In a prior post, I talked about how your need to up your game in terms of managing and protecting your passwords. In this post, we will talk about the next step in protecting yourself online through two-factor authentication (sometimes referred to as 2FA).
I’m not going to dance around this issue – in addition to a solid password management strategy, you really should be using two-factor authentication whenever possible. This essentially means that in order to access a resource (such as your email or a website) the "first" line of authentication is a password, and an additional and unrelated method is the "second" form of authentication.
Key takeaway: some protection, any protection, using 2FA is better than no protection. In many cases, you won't be able to decide which version of 2FA to use.
Some common examples of 2FA include, in roughly ascending order of security:
- Security questions (example: what was your high school mascot?).
- Sending an email to you with a one-time use code.

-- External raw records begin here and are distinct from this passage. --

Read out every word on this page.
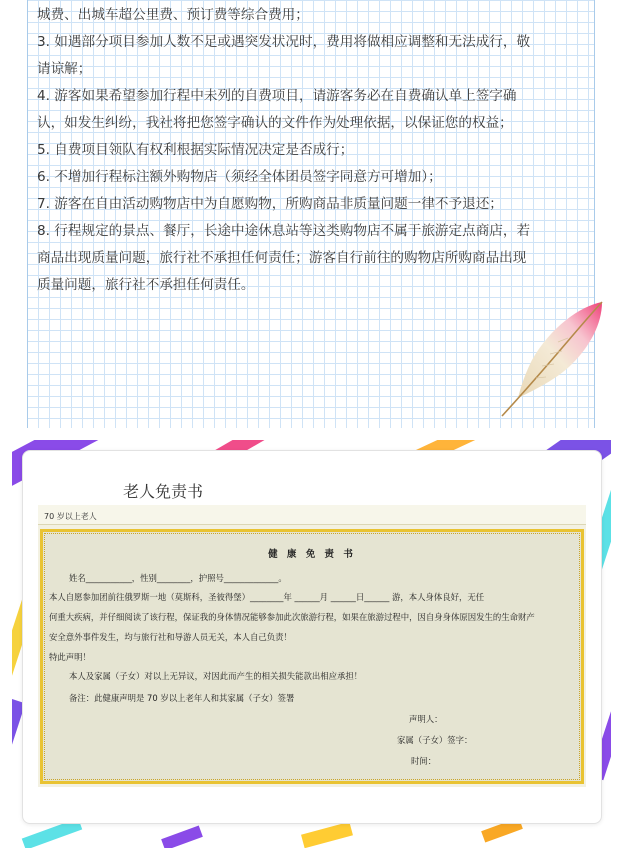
城费、出城车超公里费、预订费等综合费用；

3. 如遇部分项目参加人数不足或遇突发状况时，费用将做相应调整和无法成行，敬

请谅解；

4. 游客如果希望参加行程中未列的自费项目，请游客务必在自费确认单上签字确

认，如发生纠纷，我社将把您签字确认的文件作为处理依据，以保证您的权益；

5. 自费项目领队有权利根据实际情况决定是否成行；

6. 不增加行程标注额外购物店（须经全体团员签字同意方可增加）；

7. 游客在自由活动购物店中为自愿购物，所购商品非质量问题一律不予退还；

8. 行程规定的景点、餐厅，长途中途休息站等这类购物店不属于旅游定点商店，若

商品出现质量问题，旅行社不承担任何责任；游客自行前往的购物店所购商品出现

质量问题，旅行社不承担任何责任。

老人免责书
70 岁以上老人
健 康 免 责 书
姓名___________，性别________，护照号_____________。
本人自愿参加团前往俄罗斯一地（莫斯科，圣彼得堡）________年 ______月 ______日______ 游，本人身体良好，无任
何重大疾病，并仔细阅读了该行程，保证我的身体情况能够参加此次旅游行程，如果在旅游过程中，因自身身体原因发生的生命财产
安全意外事件发生，均与旅行社和导游人员无关，本人自己负责！
特此声明！
本人及家属（子女）对以上无异议，对因此而产生的相关损失能款出相应承担！
备注：此健康声明是 70 岁以上老年人和其家属（子女）签署
声明人：
家属（子女）签字：
时间：
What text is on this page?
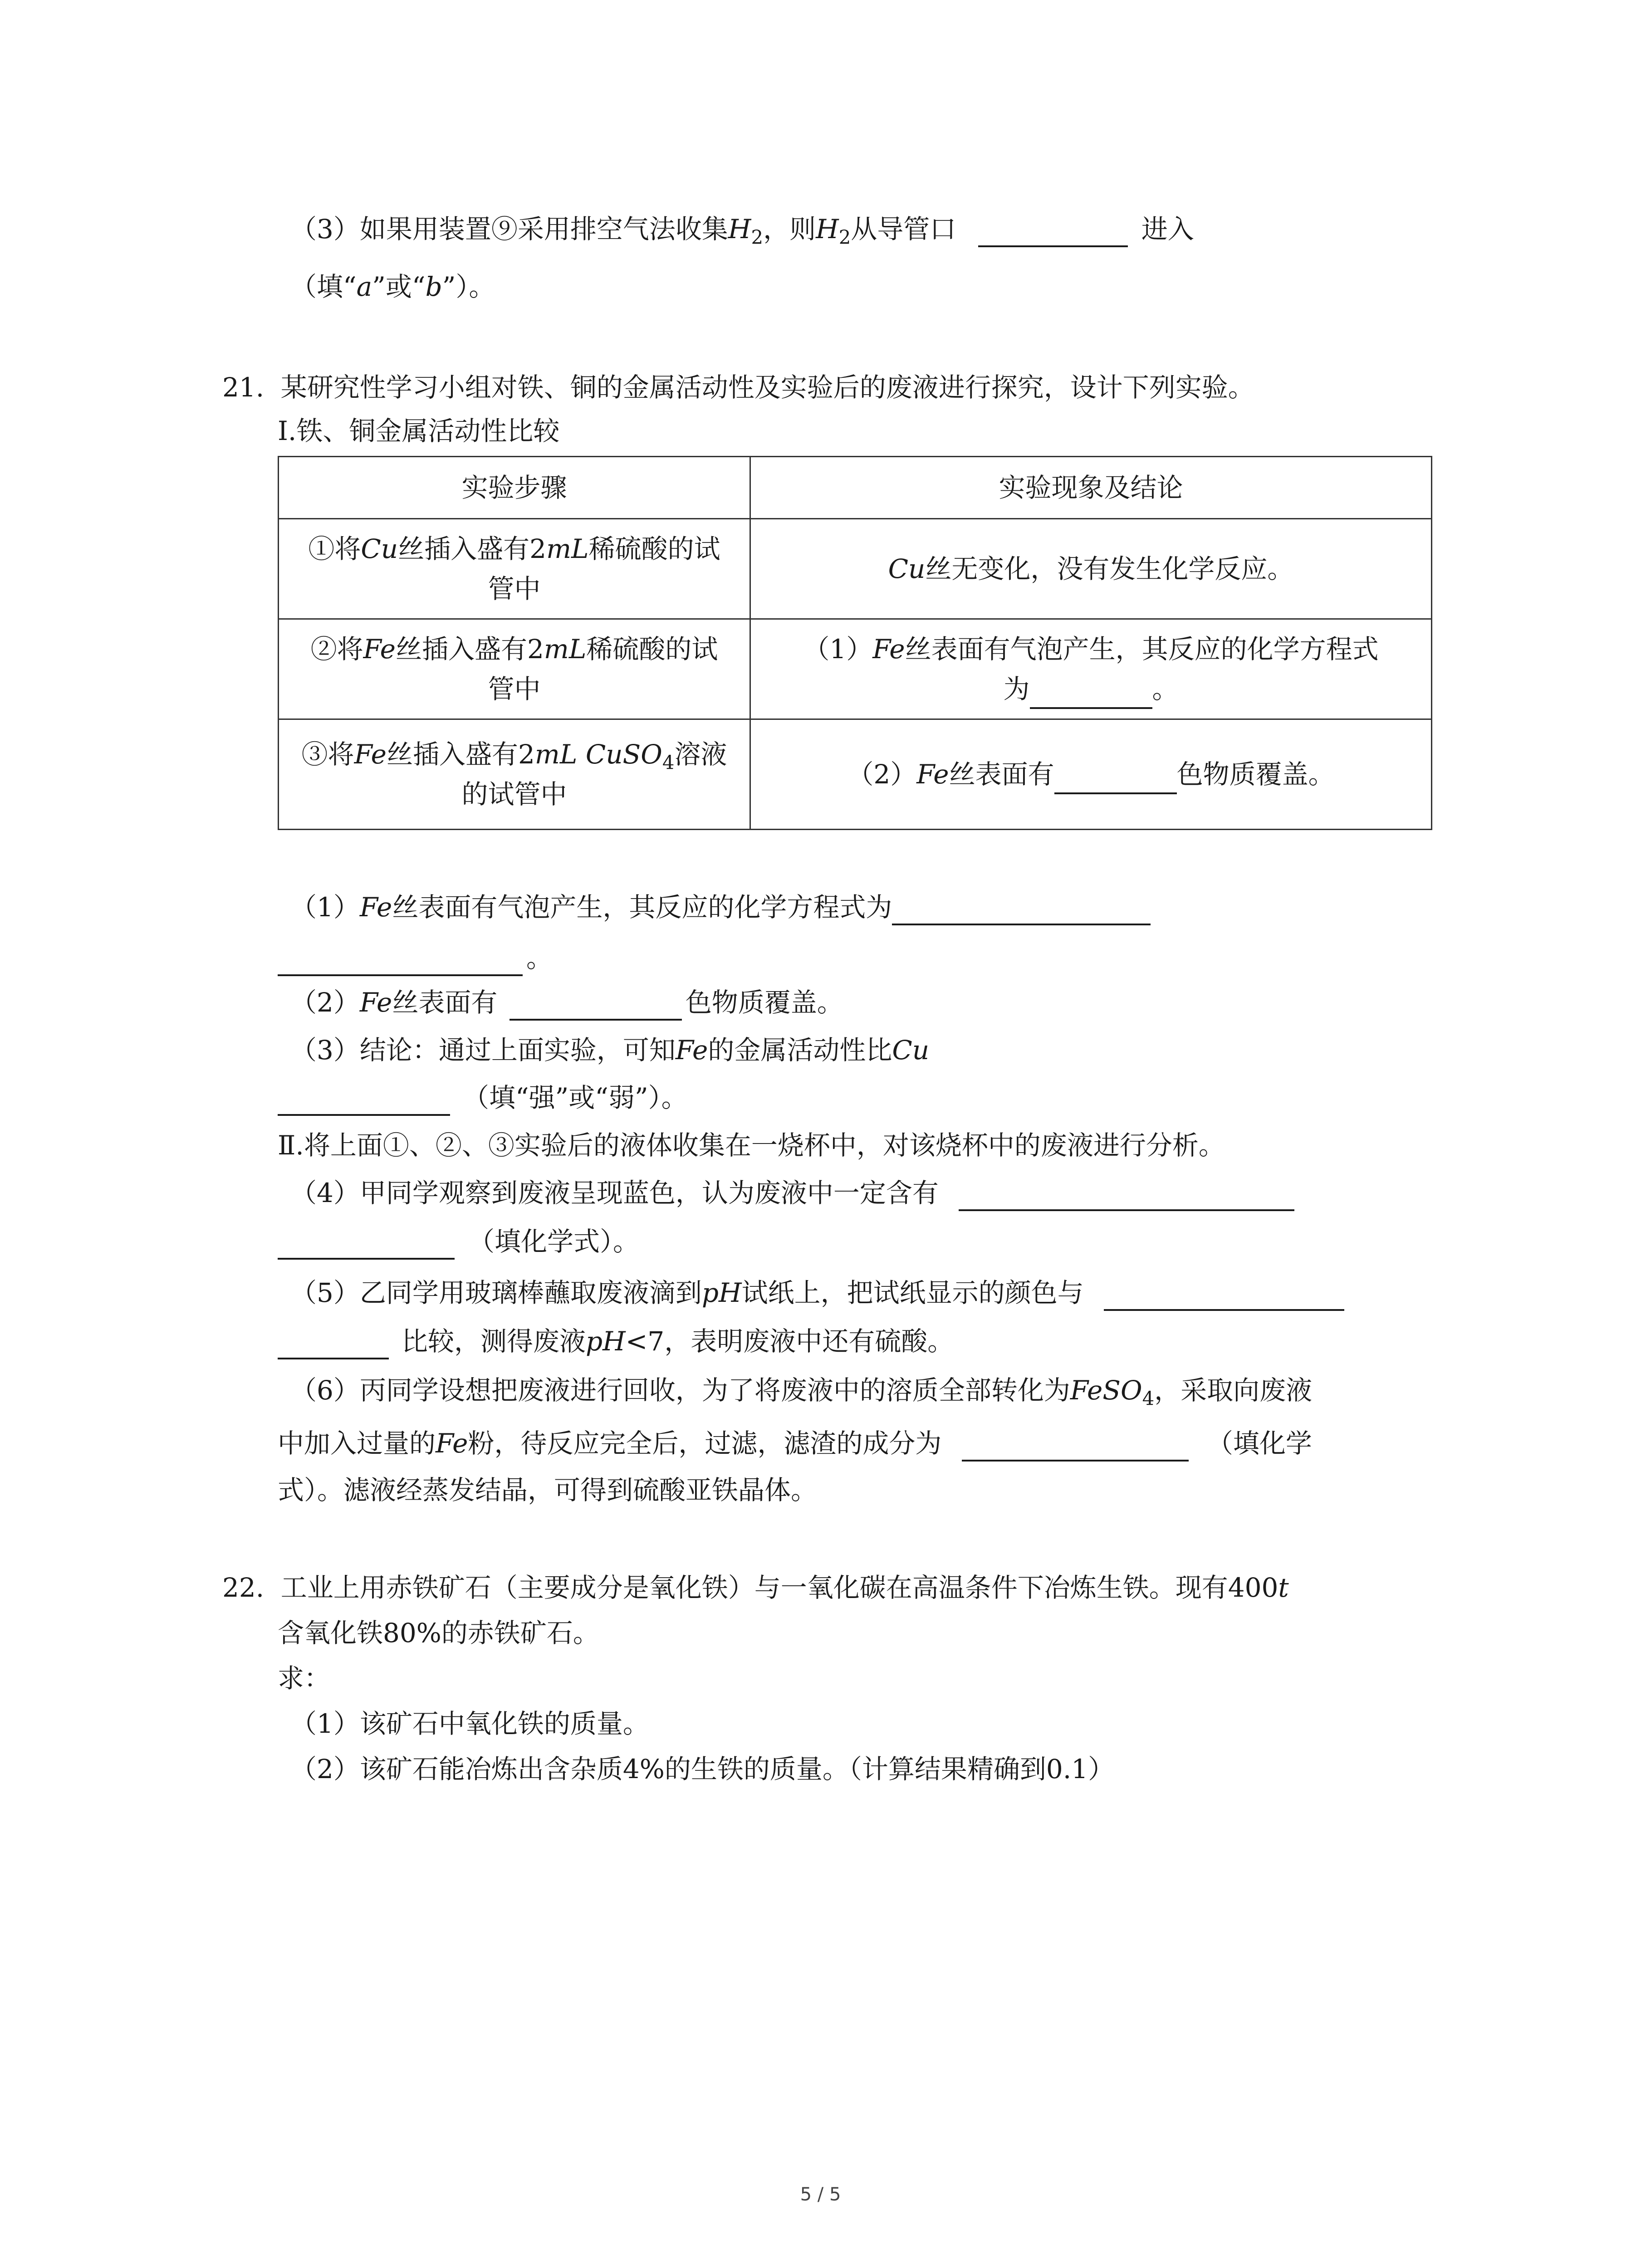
（3）如果用装置⑨采用排空气法收集$H_2$，则$H_2$从导管口	进入
（填“a”或“b”）。
21. 某研究性学习小组对铁、铜的金属活动性及实验后的废液进行探究，设计下列实验。
Ⅰ.铁、铜金属活动性比较
实验步骤	实验现象及结论
①将Cu丝插入盛有2mL稀硫酸的试
管中	Cu丝无变化，没有发生化学反应。
②将Fe丝插入盛有2mL稀硫酸的试
管中	（1）Fe丝表面有气泡产生，其反应的化学方程式
为 。
③将Fe丝插入盛有2mL CuSO$_4$溶液
的试管中	（2）Fe丝表面有 色物质覆盖。
（1）Fe丝表面有气泡产生，其反应的化学方程式为
。
（2）Fe丝表面有	色物质覆盖。
（3）结论：通过上面实验，可知Fe的金属活动性比Cu
（填“强”或“弱”）。
Ⅱ.将上面①、②、③实验后的液体收集在一烧杯中，对该烧杯中的废液进行分析。
（4）甲同学观察到废液呈现蓝色，认为废液中一定含有
（填化学式）。
（5）乙同学用玻璃棒蘸取废液滴到pH试纸上，把试纸显示的颜色与
比较，测得废液pH<7，表明废液中还有硫酸。
（6）丙同学设想把废液进行回收，为了将废液中的溶质全部转化为FeSO$_4$，采取向废液
中加入过量的Fe粉，待反应完全后，过滤，滤渣的成分为	（填化学
式）。滤液经蒸发结晶，可得到硫酸亚铁晶体。
22. 工业上用赤铁矿石（主要成分是氧化铁）与一氧化碳在高温条件下冶炼生铁。现有400t
含氧化铁80%的赤铁矿石。
求：
（1）该矿石中氧化铁的质量。
（2）该矿石能冶炼出含杂质4%的生铁的质量。（计算结果精确到0.1）
5 / 5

- Send a text message to your cell phone with a one-time use code.
- A code generator application.
The security question method has been around for several years. The weakness of this system is that there are a limited number of questions in the world. These types of questions are prone to “social engineering”. For example, “what was your high school mascot?” adds a false sense of security given that this information can be reverse-engineered for most people with a profile on LinkedIn, Facebook, or other social networking sites. In addition, if you have a unique question and answer combinations that you use, and those become compromised, you are vulnerable and may not even realize it. One idea that a friend of mine employs is to use fake personal data, including his birth date, where he went to school, and a whole host of fake questions and answers. He has a good time celebrating his "fake birthday" every year, but I'm honestly not sure how he keeps track of all that fake information.
The email method has numerous weaknesses, including but not limited to the fact that email is itself fairly insecure. Many hacks start with taking over an email account and then doing password resets on websites the bad guys want to break into. If you lose control of your email account, it can be a chaotic process to get control back.

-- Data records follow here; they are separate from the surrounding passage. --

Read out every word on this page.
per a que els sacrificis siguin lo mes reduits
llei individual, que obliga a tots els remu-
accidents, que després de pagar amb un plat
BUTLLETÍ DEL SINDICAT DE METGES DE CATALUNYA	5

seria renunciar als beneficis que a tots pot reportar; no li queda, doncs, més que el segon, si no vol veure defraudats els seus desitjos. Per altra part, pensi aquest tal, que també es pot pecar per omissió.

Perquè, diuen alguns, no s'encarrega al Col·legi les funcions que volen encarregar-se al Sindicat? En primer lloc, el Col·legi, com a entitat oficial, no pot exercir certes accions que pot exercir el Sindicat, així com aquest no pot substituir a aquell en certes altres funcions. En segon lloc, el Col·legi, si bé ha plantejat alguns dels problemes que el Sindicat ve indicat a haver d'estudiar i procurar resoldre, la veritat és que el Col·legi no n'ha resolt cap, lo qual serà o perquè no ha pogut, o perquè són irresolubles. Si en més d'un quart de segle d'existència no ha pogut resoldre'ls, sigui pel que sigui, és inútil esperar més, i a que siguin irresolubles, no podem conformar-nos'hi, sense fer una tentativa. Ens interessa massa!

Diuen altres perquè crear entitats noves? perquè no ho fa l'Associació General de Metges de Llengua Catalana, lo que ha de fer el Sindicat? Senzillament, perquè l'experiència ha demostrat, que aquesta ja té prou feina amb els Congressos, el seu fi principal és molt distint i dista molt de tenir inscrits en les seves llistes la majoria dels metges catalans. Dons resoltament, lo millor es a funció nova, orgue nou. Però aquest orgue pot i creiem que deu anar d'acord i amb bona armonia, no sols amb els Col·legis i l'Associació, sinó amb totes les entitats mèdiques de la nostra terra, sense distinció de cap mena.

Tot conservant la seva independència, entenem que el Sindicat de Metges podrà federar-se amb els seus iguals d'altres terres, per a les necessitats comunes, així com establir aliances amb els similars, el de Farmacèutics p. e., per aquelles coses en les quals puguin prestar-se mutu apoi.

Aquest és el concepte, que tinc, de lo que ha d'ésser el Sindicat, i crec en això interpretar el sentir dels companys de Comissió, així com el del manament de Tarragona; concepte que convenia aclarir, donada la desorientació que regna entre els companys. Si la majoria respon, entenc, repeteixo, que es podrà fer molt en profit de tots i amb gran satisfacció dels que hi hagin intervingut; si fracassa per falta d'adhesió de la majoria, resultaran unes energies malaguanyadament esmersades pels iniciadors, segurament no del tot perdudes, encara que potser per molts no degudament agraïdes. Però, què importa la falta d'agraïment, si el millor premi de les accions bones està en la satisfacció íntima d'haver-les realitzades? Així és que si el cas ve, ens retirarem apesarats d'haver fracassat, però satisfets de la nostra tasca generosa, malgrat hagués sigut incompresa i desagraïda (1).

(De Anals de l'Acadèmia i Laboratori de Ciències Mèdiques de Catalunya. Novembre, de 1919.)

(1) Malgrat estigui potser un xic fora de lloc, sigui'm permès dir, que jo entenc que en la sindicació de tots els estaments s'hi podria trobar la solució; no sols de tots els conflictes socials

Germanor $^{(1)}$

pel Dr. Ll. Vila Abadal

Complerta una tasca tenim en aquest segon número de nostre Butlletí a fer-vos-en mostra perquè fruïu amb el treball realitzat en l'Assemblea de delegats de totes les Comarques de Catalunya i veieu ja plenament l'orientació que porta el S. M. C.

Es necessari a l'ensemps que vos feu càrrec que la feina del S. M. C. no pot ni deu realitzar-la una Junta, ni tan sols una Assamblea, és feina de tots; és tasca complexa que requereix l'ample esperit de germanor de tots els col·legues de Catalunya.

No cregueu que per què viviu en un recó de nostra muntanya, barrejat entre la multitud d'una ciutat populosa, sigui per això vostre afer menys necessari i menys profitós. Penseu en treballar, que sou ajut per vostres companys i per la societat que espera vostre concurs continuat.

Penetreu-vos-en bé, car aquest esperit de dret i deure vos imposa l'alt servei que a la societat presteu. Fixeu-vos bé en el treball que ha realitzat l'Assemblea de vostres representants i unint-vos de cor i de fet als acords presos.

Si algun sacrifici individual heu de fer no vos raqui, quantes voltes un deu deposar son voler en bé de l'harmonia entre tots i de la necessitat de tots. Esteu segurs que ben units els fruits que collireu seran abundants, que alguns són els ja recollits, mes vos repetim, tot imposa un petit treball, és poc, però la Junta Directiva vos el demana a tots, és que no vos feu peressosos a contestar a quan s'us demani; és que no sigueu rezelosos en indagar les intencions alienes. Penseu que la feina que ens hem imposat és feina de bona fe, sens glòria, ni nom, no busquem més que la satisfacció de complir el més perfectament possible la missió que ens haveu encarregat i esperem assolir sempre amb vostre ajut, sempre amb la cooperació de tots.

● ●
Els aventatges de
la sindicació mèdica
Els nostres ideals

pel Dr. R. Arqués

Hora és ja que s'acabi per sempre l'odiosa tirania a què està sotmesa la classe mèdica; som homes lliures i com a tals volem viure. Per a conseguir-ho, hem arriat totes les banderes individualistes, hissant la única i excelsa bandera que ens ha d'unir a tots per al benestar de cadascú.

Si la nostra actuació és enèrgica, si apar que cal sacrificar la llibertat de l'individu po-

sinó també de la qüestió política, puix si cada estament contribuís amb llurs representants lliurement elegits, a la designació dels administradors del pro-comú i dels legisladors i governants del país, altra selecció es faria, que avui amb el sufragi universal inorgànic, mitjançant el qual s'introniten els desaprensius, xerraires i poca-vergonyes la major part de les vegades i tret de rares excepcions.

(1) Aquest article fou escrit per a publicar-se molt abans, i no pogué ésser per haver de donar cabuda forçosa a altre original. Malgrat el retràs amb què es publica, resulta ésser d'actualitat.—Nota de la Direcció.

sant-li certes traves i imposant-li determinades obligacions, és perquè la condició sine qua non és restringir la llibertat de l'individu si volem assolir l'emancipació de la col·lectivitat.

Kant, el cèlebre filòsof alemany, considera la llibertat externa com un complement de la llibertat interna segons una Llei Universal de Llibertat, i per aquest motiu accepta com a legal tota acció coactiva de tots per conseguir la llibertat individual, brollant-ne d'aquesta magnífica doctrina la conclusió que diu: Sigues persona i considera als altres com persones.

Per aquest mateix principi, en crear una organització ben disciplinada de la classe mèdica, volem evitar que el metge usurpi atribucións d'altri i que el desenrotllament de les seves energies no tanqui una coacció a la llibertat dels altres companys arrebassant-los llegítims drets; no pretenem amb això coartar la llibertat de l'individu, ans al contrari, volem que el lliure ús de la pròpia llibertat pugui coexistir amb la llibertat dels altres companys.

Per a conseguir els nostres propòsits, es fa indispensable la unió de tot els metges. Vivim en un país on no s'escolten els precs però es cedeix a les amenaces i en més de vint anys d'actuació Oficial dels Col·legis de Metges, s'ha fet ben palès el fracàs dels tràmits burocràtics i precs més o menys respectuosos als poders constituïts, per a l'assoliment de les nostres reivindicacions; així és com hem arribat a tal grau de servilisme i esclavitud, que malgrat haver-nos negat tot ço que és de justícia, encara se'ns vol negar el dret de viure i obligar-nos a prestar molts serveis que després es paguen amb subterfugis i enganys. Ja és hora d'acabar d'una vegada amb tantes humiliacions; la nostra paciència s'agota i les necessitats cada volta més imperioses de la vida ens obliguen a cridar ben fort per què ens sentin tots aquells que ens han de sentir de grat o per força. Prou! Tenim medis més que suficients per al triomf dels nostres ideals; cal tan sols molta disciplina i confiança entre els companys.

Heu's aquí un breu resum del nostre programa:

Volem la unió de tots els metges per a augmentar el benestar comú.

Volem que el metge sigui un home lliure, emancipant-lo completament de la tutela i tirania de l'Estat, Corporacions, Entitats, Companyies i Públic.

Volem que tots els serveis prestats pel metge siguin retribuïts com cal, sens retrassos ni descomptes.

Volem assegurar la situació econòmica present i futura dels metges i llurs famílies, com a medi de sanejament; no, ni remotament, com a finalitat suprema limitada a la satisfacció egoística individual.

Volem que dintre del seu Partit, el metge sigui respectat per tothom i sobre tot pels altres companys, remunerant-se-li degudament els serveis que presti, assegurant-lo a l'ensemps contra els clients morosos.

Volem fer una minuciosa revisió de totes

The use of text messages sent to your cell phone has become a popular means of 2FA. While this is a huge improvement over no 2FA at all, know that there are still risks associated with this method. Cell phone accounts have a number of vulnerabilities, the most serious of which is called a “cellphone hijack”. In this scenario, someone uses social engineering to take over your cell phone, and then uses 2FA to access your accounts.
The most secure and widely used method of 2FA is an application that is tied to your identity and then generates a unique and frequently changing number. This is sometimes in the form of a small device you carry with you; companies like RSA SecureID and Symantec VIP Access have been providing this service to corporations for years. This is sometimes in the form of a proprietary application that is tied only to that one service – for example, Yahoo!, Gmail, and Salesforce all have authentication applications tied directly to their service. There are also multipurpose applications that will enable you to use 2FA across a wide spectrum of services. Two of the most widely used examples of this are Google Authenticator and Authy (there are numerous others). The basic premise is that a unique code is generated (and constantly recycled) that is unique to you and your device. It is much harder to hijack this type of 2FA.
There is a 1984 movie called “This Is Spinal Tap”. It was one of the first “spoof documentaries”, and chronicled a hard rock band. There is a memorable scene in which one of the lead characters discusses the amplifiers that they use, which have a unique feature: volume nobs that go to 11 instead of the normal 10.
I realize that it is a goofy clip, from a goofy movie, and may seem inappropriate for a very serious topic. What I'm hoping is that the reference is just memorable enough to drive home this one idea: it is time for you to up the level of your online security. It is time to take it to eleven with 2FA.